# Java CAPI



## Maik20 (13. September 2008)

Hallo,

ich möchte mittels Java die ISDN Leitung auf eingehende Anrufe überwachen. Dazu bin ich nach einiger Suche auf das JAR von MMS Computing gestoßen. Dort sind auch zahlreiche komplexe Beispiele für Anrufbeantworter, Fax-Bilderkennung, ... vorhanden.
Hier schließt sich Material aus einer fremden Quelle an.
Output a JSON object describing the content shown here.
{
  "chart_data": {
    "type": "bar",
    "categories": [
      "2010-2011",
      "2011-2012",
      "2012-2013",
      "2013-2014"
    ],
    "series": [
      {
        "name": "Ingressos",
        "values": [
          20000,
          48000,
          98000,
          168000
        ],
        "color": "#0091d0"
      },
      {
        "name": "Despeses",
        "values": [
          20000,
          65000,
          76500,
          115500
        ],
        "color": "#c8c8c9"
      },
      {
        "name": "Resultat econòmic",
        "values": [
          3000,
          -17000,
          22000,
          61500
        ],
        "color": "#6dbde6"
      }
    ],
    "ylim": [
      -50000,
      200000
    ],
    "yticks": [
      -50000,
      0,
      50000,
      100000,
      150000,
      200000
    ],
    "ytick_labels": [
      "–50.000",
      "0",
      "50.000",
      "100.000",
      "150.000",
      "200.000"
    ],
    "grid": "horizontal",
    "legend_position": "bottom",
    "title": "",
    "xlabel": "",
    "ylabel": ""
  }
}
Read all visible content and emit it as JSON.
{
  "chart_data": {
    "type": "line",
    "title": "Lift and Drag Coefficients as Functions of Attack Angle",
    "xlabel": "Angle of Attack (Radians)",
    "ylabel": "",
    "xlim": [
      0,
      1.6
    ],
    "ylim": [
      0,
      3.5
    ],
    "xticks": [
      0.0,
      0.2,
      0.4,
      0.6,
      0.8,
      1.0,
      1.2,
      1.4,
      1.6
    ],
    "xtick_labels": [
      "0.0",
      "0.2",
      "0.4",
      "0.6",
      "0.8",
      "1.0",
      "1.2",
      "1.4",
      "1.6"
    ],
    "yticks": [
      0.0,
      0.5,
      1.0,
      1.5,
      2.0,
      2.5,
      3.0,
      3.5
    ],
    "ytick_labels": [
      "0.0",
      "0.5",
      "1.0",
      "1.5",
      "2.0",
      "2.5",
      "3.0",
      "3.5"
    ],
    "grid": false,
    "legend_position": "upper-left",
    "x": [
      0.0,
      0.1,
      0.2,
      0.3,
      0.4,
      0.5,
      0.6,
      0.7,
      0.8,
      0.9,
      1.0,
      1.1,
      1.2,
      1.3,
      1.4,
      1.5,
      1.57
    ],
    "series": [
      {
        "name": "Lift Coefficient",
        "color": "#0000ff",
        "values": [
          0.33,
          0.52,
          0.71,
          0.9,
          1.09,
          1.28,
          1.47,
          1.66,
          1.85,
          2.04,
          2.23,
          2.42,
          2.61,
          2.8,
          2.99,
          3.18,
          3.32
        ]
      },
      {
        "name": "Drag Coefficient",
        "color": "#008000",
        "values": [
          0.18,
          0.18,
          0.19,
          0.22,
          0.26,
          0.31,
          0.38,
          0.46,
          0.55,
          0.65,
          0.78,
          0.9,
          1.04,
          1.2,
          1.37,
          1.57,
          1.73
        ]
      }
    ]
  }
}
Leider fällt mir hier der Einstieg sehr schwer, da ich kein einfaches Beispiel finde.

Hat hier zufällig jemand ein einfaches Beispiel, wo z.B. die anrufenden Nummern nur in der Konsole ausgegeben werden?


----------



## Thomas Darimont (13. September 2008)

Hallo,

schau dir mal hier das Beispiel zu "Answering Machine an":
http://ltu164.ltu.edu/~hky/hw7/hw7.html
http://www.longsoft.de/Software/German/Pages/LongJTAPI/Windows_de.html

Hier gibts die JTAPI Spec:
http://jcp.org/aboutJava/communityprocess/final/jsr043/index.html

So wie es ausschaut kommt man vom CallEvent zum Call
vom Call dort gibts schon die Info
( Address origaddr, String dialedDigits) zu der Connection
dort gibts getAddress().

Damit würde ichs mal versuchen.

Gruß Tom


----------



## hasher (21. August 2011)

Und hast du irgendwelche Fortschritten gemacht? Ich will auch so etwas entwicklen nur komme ich nicht so weit.


----------